Genomic characterisation and fine mapping of the human SOX13 gene.

SOX13 is the member of the SOX (Sry related HMG BOX) family of transcription factors which encodes the type-1 diabetes autoantigen, ICA12, and is expressed in a number of tissues including pancreatic islets and arterial walls. By fluorescence in situ hybridisation, radiation hybrid mapping and YAC analysis we determined that the human SOX13 gene maps to Chromosome 1q31.3-32.1 near the marker D1S504, a region associated with type-1 diabetes susceptibility and familial dilated cardiomyopathy. Mouse Sox13 maps to the syntenic region near the marker D1Mit57. The human SOX13 gene spans >15.5kb of genomic DNA and is composed of 14 exons with introns interrupting regions encoding the HMG DNA binding domain and the leucine zipper/glutamine-rich dimerisation domain.
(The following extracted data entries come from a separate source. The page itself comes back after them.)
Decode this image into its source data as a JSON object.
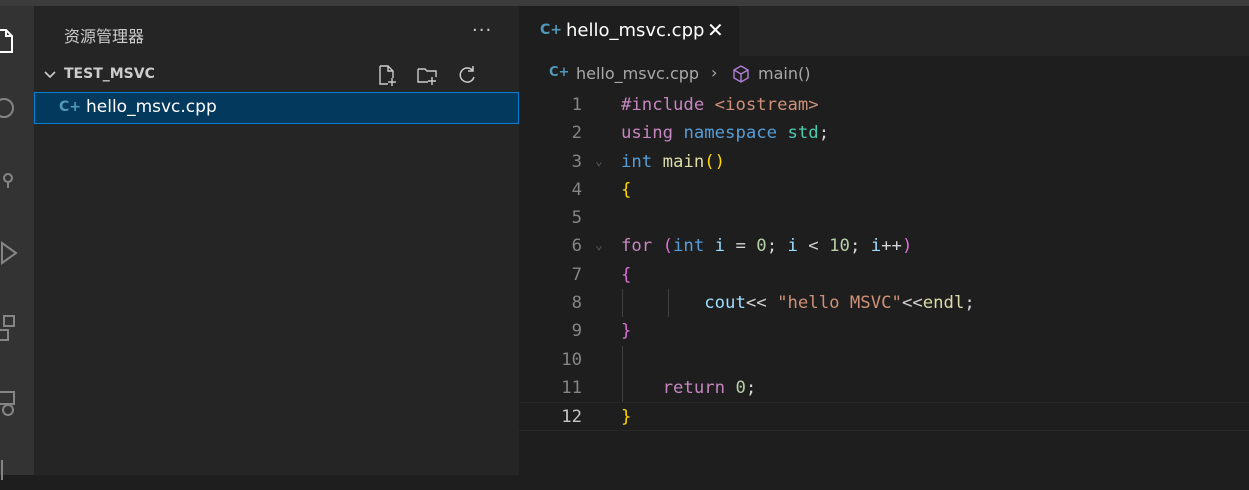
{
  "sidebar": {
    "title": "资源管理器",
    "more": "···",
    "folder": "TEST_MSVC",
    "files": [
      {
        "icon": "C+",
        "name": "hello_msvc.cpp"
      }
    ]
  },
  "tab": {
    "icon": "C+",
    "label": "hello_msvc.cpp",
    "close": "✕"
  },
  "breadcrumb": {
    "icon": "C+",
    "file": "hello_msvc.cpp",
    "sep": "›",
    "symbol": "main()"
  },
  "lines": [
    {
      "n": "1",
      "tokens": [
        [
          "#include ",
          "#c586c0"
        ],
        [
          "<iostream>",
          "#ce9178"
        ]
      ]
    },
    {
      "n": "2",
      "tokens": [
        [
          "using ",
          "#c586c0"
        ],
        [
          "namespace ",
          "#569cd6"
        ],
        [
          "std",
          "#4ec9b0"
        ],
        [
          ";",
          "#d4d4d4"
        ]
      ]
    },
    {
      "n": "3",
      "fold": true,
      "tokens": [
        [
          "int ",
          "#569cd6"
        ],
        [
          "main",
          "#dcdcaa"
        ],
        [
          "()",
          "#ffd700"
        ]
      ]
    },
    {
      "n": "4",
      "tokens": [
        [
          "{",
          "#ffd700"
        ]
      ]
    },
    {
      "n": "5",
      "tokens": []
    },
    {
      "n": "6",
      "fold": true,
      "tokens": [
        [
          "for ",
          "#c586c0"
        ],
        [
          "(",
          "#da70d6"
        ],
        [
          "int ",
          "#569cd6"
        ],
        [
          "i",
          "#9cdcfe"
        ],
        [
          " = ",
          "#d4d4d4"
        ],
        [
          "0",
          "#b5cea8"
        ],
        [
          "; ",
          "#d4d4d4"
        ],
        [
          "i",
          "#9cdcfe"
        ],
        [
          " < ",
          "#d4d4d4"
        ],
        [
          "10",
          "#b5cea8"
        ],
        [
          "; ",
          "#d4d4d4"
        ],
        [
          "i",
          "#9cdcfe"
        ],
        [
          "++",
          "#d4d4d4"
        ],
        [
          ")",
          "#da70d6"
        ]
      ]
    },
    {
      "n": "7",
      "tokens": [
        [
          "{",
          "#da70d6"
        ]
      ]
    },
    {
      "n": "8",
      "guides": 2,
      "tokens": [
        [
          "        cout",
          "#9cdcfe"
        ],
        [
          "<< ",
          "#d4d4d4"
        ],
        [
          "\"hello MSVC\"",
          "#ce9178"
        ],
        [
          "<<",
          "#d4d4d4"
        ],
        [
          "endl",
          "#dcdcaa"
        ],
        [
          ";",
          "#d4d4d4"
        ]
      ]
    },
    {
      "n": "9",
      "tokens": [
        [
          "}",
          "#da70d6"
        ]
      ]
    },
    {
      "n": "10",
      "guides": 1,
      "tokens": []
    },
    {
      "n": "11",
      "guides": 1,
      "tokens": [
        [
          "    return ",
          "#c586c0"
        ],
        [
          "0",
          "#b5cea8"
        ],
        [
          ";",
          "#d4d4d4"
        ]
      ]
    },
    {
      "n": "12",
      "active": true,
      "tokens": [
        [
          "}",
          "#ffd700"
        ]
      ]
    }
  ]
}
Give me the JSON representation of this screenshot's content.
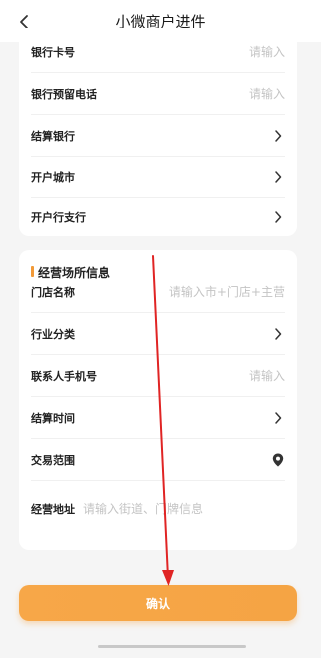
{
  "header": {
    "title": "小微商户进件"
  },
  "bank_section": {
    "rows": [
      {
        "label": "银行卡号",
        "placeholder": "请输入"
      },
      {
        "label": "银行预留电话",
        "placeholder": "请输入"
      },
      {
        "label": "结算银行"
      },
      {
        "label": "开户城市"
      },
      {
        "label": "开户行支行"
      }
    ]
  },
  "shop_section": {
    "title": "经营场所信息",
    "rows": [
      {
        "label": "门店名称",
        "placeholder": "请输入市+门店+主营"
      },
      {
        "label": "行业分类"
      },
      {
        "label": "联系人手机号",
        "placeholder": "请输入"
      },
      {
        "label": "结算时间"
      },
      {
        "label": "交易范围"
      },
      {
        "label": "经营地址",
        "placeholder": "请输入街道、门牌信息"
      }
    ]
  },
  "confirm_label": "确认",
  "colors": {
    "accent": "#f5a444",
    "annotation": "#e02424"
  },
  "icons": {
    "back": "chevron-left-icon",
    "chevron": "chevron-right-icon",
    "location": "location-pin-icon"
  }
}
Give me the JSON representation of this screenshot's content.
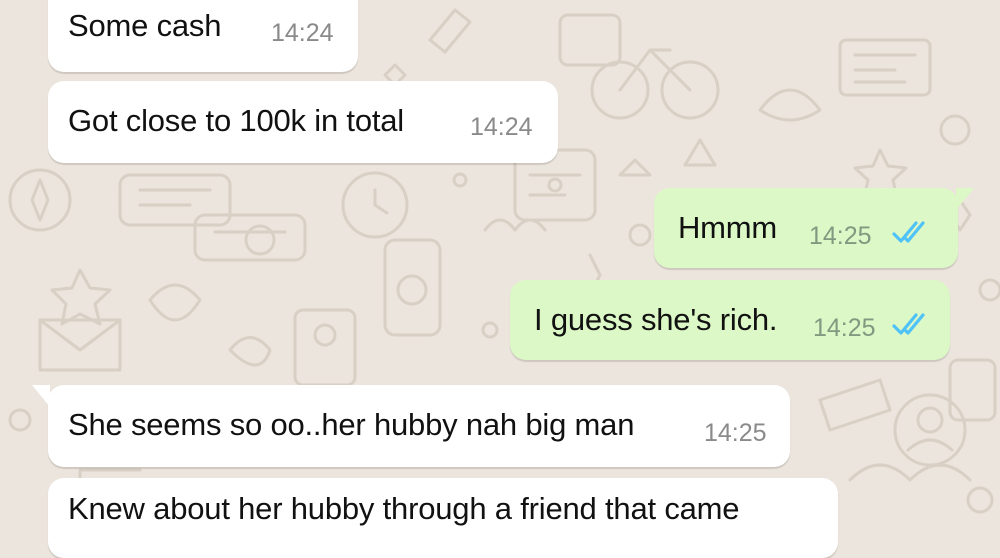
{
  "messages": [
    {
      "direction": "incoming",
      "text": "Some cash",
      "time": "14:24"
    },
    {
      "direction": "incoming",
      "text": "Got close to 100k in total",
      "time": "14:24"
    },
    {
      "direction": "outgoing",
      "text": "Hmmm",
      "time": "14:25",
      "status": "read"
    },
    {
      "direction": "outgoing",
      "text": "I guess she's rich.",
      "time": "14:25",
      "status": "read"
    },
    {
      "direction": "incoming",
      "text": "She seems so oo..her hubby nah big man",
      "time": "14:25"
    },
    {
      "direction": "incoming",
      "text": "Knew about her hubby through a friend that came",
      "time": ""
    }
  ],
  "colors": {
    "background": "#ece5dd",
    "incoming_bubble": "#ffffff",
    "outgoing_bubble": "#dcf8c6",
    "read_ticks": "#4fc3f7"
  },
  "icons": {
    "read_receipt": "double-check-icon"
  }
}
Comparison with the mouse Sox13 gene suggests the existence of long and short forms of the SOX13 protein which may arise by differential splicing during different stages in embryogenesis. The high sequence conservation between human SOX13 and mouse, Xenopus and trout orthologues implies a conserved function in vertebrates. SOX13 belongs to SOX Group D members which contain a leucine zipper/glutamine-rich region. Phylogenetic analyses of SOX proteins suggest that such domains were acquired after the initial divergence of groups A to G.